Between playing Persona 3, Luminous Arc and E3 planning I haven’t spent too much time on the Phantom Hourglass. I started it over the weekend and the adventure begins when Link gets separated from Tetra. He awakens on an island, without a sword and a shield to defend himself with. The first thing you have to do is get used to the touch screen control. You point to where you want Link to run and you can tap on a pot to make Link pick it up. Once Link is holding a pot over his head you can tap on the screen where you want to throw it. While the system sounds unorthodox, the Legend of Zelda: the Phantom Hourglass feels natural and intuitive.
By entering a cave (how familiar!) Link can find a sword and slash red slimes by swiping the stylus. There are three basic attacks Link can do:
A wide horizontal slash by drawing a curved line with the stylus.

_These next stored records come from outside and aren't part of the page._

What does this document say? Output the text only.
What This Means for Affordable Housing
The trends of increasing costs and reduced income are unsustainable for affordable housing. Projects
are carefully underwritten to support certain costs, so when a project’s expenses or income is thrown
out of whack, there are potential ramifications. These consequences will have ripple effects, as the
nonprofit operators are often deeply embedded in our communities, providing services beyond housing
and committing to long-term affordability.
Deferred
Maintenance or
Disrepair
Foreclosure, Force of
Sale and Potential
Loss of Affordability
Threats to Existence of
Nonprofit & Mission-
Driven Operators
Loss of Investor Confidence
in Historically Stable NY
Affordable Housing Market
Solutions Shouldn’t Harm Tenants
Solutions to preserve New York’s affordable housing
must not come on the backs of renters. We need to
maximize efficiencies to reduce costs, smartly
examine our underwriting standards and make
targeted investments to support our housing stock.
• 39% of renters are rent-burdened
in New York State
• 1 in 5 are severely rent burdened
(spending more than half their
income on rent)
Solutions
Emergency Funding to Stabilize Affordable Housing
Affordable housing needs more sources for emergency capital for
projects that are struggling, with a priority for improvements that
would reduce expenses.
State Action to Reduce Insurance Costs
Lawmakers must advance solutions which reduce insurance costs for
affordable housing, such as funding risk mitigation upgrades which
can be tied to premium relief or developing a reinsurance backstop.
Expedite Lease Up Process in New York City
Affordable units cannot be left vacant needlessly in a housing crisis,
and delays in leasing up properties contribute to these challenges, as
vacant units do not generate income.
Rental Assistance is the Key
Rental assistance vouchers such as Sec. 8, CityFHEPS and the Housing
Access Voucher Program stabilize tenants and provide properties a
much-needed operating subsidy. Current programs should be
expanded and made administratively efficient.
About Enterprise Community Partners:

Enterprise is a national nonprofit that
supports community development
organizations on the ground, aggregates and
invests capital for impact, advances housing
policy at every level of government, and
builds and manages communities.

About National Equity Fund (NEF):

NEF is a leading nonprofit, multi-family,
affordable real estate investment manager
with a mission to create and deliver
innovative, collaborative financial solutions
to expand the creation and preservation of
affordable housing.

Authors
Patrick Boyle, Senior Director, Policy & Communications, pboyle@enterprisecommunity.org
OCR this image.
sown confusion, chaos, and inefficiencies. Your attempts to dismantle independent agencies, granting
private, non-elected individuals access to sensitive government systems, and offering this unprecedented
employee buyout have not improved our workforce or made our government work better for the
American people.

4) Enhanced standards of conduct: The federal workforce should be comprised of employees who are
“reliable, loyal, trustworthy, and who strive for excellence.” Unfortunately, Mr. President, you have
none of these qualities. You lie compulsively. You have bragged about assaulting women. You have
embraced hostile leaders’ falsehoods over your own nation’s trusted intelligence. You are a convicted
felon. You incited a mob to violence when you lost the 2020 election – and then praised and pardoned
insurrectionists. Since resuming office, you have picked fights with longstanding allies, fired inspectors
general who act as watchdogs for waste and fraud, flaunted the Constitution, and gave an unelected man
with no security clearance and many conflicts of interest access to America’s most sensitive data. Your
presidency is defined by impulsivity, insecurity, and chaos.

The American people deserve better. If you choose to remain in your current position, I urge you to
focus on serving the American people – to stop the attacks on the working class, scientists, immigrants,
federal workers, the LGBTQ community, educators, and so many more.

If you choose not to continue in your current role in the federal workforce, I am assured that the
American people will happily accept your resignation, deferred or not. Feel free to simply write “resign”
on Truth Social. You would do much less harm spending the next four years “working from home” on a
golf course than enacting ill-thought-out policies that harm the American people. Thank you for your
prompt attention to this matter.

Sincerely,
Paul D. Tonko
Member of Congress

A thrust attack by drawing a straight line from Link’s position to where you want to poke. The lunge doesn’t have as much width, but Link steps forward when he uses it.
A spinning slash by drawing a circle around Link. Similar to the Wind Waker, if you use the spin attack Link may become dizzy and freeze for a few seconds.
With a sword in hand Link is ready to take on the first cave and switch pulling puzzle. There are four switches and Link needs to pull them in order. Clues are written on four rock slabs, but you need to be able to read Japanese to figure out the correct order. If you put in the wrong order worms fall from the sky and attack Link. This isn’t the only puzzle that requires reading Japanese to solve and it looks like the Phantom Hourglass is not going to be an import friendly game.
Thus far it’s been enjoyable and the graphics are brilliant. I also like how the Phantom Hourglass is lighthearted and peppered with humor in contrast to the Twilight Princess. More impressions are coming once I get through a few dungeons.